Who’s to blame? Mainly us I’m afraid. From hitting them on roads to paving our driveways and putting various poisons in our gardens (slug killer, weed killer, ant powder etc). This sharp decline has led to some people taking action, such as myself. I myself volunteer at a local ‘Hedgehog Hospital’ where we take in sick or injured hogs and rehabilitate them until they are healthy enough to go back into the outside world. I play a very small role, those who have set up these hospitals and widespread campaigns in the media are the ones who deserve the most praise and recognition. But every little small step made to help these little guys…helps. So here are the small things you can do to help these little cuties. All photos here have been taken whilst I’ve been working on my iPhone <3
Make your garden hedgehog friendly
1. Keep areas of your garden as ‘wild’ as they possibly can be. Adding extra foliage and beautiful flowers will only aid the hedgehogs, more places to live and more insects to eat.
2. Leave out some water bowls. Even if hedgehogs have lots of food to eat, we often get many hogs come in that are severely dehydrated. If you think about it, how many areas in your garden can a hedgehog drink from? I’m sure it’s not many…
3.If you have a pond, make sure there is a small ramp inside or it’s shallow enough for a hedgehog to easily escape. Hedgehogs are fantastic swimmers but do easily tire and consequently drown.
4.Have a hedgehog house. You’re giving hedgehogs an extra little helping hand with building a nest. Just make sure it’s in a well-hidden area of your garden.
5. Make sure hedgehogs can get in and out of your garden. A small hole in your fence or underneath a back gate will allow hedgehogs to visit your garden, and simultaneously leave to find more food. This is essential.
6. Provide some food. Mealworms are the easiest choice, but not the best. A feeding station with meaty cat food is ideal.
Can you help fund the rescue and research on hedgehogs?

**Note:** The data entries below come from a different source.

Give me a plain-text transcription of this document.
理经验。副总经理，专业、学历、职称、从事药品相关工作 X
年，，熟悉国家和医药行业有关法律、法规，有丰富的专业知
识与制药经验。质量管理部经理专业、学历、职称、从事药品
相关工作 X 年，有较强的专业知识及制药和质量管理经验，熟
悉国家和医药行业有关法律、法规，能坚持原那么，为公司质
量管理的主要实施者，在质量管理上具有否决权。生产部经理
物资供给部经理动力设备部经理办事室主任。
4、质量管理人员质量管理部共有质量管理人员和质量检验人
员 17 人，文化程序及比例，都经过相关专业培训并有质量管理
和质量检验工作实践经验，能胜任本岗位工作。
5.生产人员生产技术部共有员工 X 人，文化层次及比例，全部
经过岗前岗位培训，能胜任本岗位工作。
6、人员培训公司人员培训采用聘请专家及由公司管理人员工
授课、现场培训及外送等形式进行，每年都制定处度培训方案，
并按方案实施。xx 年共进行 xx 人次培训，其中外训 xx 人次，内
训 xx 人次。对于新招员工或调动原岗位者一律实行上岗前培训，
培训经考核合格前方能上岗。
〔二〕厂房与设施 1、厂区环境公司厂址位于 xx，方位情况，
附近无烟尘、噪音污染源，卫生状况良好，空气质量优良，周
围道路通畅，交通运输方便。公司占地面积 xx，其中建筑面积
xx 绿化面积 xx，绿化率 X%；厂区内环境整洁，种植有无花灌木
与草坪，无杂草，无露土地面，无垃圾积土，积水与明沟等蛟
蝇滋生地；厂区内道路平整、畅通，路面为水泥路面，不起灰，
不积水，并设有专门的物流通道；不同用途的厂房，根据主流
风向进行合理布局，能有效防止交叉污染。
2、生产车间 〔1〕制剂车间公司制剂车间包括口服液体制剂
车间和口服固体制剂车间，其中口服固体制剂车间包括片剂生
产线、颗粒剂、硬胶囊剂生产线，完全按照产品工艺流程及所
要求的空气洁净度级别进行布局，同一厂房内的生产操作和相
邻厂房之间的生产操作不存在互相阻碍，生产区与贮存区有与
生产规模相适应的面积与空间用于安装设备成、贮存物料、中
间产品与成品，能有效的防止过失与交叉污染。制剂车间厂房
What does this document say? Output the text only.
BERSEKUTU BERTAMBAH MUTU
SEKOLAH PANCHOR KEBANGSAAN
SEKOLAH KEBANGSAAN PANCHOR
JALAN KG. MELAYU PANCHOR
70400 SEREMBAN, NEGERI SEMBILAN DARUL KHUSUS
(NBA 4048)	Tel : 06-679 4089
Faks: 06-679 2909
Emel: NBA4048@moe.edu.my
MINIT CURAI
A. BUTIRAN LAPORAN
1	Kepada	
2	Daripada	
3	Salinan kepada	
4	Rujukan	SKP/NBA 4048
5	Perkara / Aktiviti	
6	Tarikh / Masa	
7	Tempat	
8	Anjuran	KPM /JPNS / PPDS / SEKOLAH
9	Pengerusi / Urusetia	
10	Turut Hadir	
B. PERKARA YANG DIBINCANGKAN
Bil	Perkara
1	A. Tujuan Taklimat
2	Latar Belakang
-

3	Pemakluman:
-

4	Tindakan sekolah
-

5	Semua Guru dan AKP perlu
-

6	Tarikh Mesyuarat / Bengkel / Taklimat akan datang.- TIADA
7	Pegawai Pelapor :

As you are already aware I volunteer for a ‘Hedgehog Hospital’ in Shepreth. It’s formally known as the SWCC. The link to the website is right here. If you’ve had a peep, you can see that you can help the hospital in many ways. Our hospital costs a lot of money to run. You can, of course, donate money like you would to any other charity here. Or, if you would like to directly give an item to the hospital, you can purchase something off of our Amazon wishlist. However small or big the gift chosen, we, of course, will need it. However, if you don’t fancy giving us anything directly, you can still help. If you make an account with EasyFundrasing, whenever you shop online, the retailer themselves will donate a small percentage of the cost to us! It’s dead easy and will not cost you a penny. Yet at the same time, our hogs can get the support they need. If all else fails, sharing this post and other websites about hedgehogs on social media would do us the world of good. The more people who know about this issue and know how to help, the better.
Other organisations that need help, exposure and donations
Anything you can do to help Hedgehogs or any form of wildlife in the UK would be greatly appreciated. Before we know it, our landscape could be completely transformed, and not for the better. Thank you very much!